URAIAN SINGKAT PEKERJAAN
PR-03 : Perencanaan Teknis Rehabilitasi Jalan/Jembatan
A. Uraian Umum
Dalam rangka meningkatkan aksesbilitas dan mobilitas orang dan barang termasuk mendukung daerah-daerah sentra
produksi pangan nasional (food estate), pariwisata, perbatasan dan Daerah 3T (Tertinggal, Terluar dan Termiskin), maka
diperlukan perencanaan teknis jalan dan jembatan yang memenuhi Norma, Standar, Pedoman dan Manual (NSPM)

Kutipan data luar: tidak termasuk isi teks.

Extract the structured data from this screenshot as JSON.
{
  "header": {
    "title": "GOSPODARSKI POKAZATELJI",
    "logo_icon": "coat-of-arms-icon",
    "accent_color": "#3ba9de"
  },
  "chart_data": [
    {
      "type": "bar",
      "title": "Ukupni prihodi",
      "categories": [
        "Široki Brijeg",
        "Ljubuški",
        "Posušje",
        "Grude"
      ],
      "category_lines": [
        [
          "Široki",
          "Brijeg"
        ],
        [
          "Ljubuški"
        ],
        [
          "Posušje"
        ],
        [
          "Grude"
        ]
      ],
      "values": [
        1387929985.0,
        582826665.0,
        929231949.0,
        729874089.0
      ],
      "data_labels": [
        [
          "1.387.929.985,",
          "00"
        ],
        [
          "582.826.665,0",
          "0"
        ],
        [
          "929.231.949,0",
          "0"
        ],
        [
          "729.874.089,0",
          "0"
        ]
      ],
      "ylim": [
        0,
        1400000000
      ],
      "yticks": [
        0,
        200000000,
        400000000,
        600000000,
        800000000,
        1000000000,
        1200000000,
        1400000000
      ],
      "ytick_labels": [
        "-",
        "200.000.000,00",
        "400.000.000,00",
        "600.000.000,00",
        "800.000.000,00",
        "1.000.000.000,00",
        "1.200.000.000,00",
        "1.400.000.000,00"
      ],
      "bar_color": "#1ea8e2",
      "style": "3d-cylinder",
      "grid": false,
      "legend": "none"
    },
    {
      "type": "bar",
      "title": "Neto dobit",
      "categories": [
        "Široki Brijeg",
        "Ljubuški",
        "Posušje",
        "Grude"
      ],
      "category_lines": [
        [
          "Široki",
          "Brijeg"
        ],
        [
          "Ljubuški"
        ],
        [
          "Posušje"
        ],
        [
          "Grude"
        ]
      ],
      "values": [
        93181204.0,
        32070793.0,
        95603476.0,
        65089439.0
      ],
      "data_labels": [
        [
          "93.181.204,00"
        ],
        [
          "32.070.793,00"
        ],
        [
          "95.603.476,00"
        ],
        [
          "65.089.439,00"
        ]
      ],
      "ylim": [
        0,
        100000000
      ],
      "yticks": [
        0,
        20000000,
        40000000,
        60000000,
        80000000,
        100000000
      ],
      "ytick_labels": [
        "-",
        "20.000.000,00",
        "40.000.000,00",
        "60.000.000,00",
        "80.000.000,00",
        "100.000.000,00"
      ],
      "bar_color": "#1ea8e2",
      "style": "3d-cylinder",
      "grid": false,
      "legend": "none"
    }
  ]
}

yang berlaku. Hal ini menjadi target atau program Pemerintah Provinsi Nusa Tenggara Timur Cq. Dinas Pekerjaan Umum
dan Perumahan Rakyat Bidang Bina Marga yang menangani dan membidangi atas perencanaan jalan dan jembatan
tersebut.
Jasa Perencanaan Teknis Jalan/Jembatan ini dimaksudkan menyiapkan data perencanaan teknis rehabilitasi jalan
(termasuk jembatan) yang mencakup perencanaan teknik konstruksi, rincian volume dan rencana anggaran biaya serta
waktu pelaksanaan yang memenuhi Norma, Standar, Pedoman dan Manual (NSPM) yang berlaku pada 4 (empat) ruas
jalan tersebar di Kab. Flores Timur, KAb. Sikka, Kab. Manggarai dan Kab.Manggarai Barat.
B. Lingkup Pekerjaan
Ruang lingkup utama perencanaan rehabilitasi jalan (termasuk jembatan) adalah melaksanakan perencanaan rinci,
menyusun laporan perencanaan rinci, gambar dan dokumen lelang untuk implementasi kontrak pekerjaan fisik, termasuk
engineer estimate terhadap :
1. Kegiatan pemeliharaan rutin jalur lalu lintas serta fasilitas lain dalam rumija termasuk, tetapi tidak terbatas pada
penanganan cacat minor jalur lalu lintas dan struktur, pekerjaan di luar jalur lalu lintas termasuk pembersihan
rumput, pembersihan saluran dan kegiatan sejenis, serta kegiatan penting untuk menyingkirkan penghalang dari
jalan dan untuk memastikan bahwa tercapai tingkat keselamatan jalan yang mendasar.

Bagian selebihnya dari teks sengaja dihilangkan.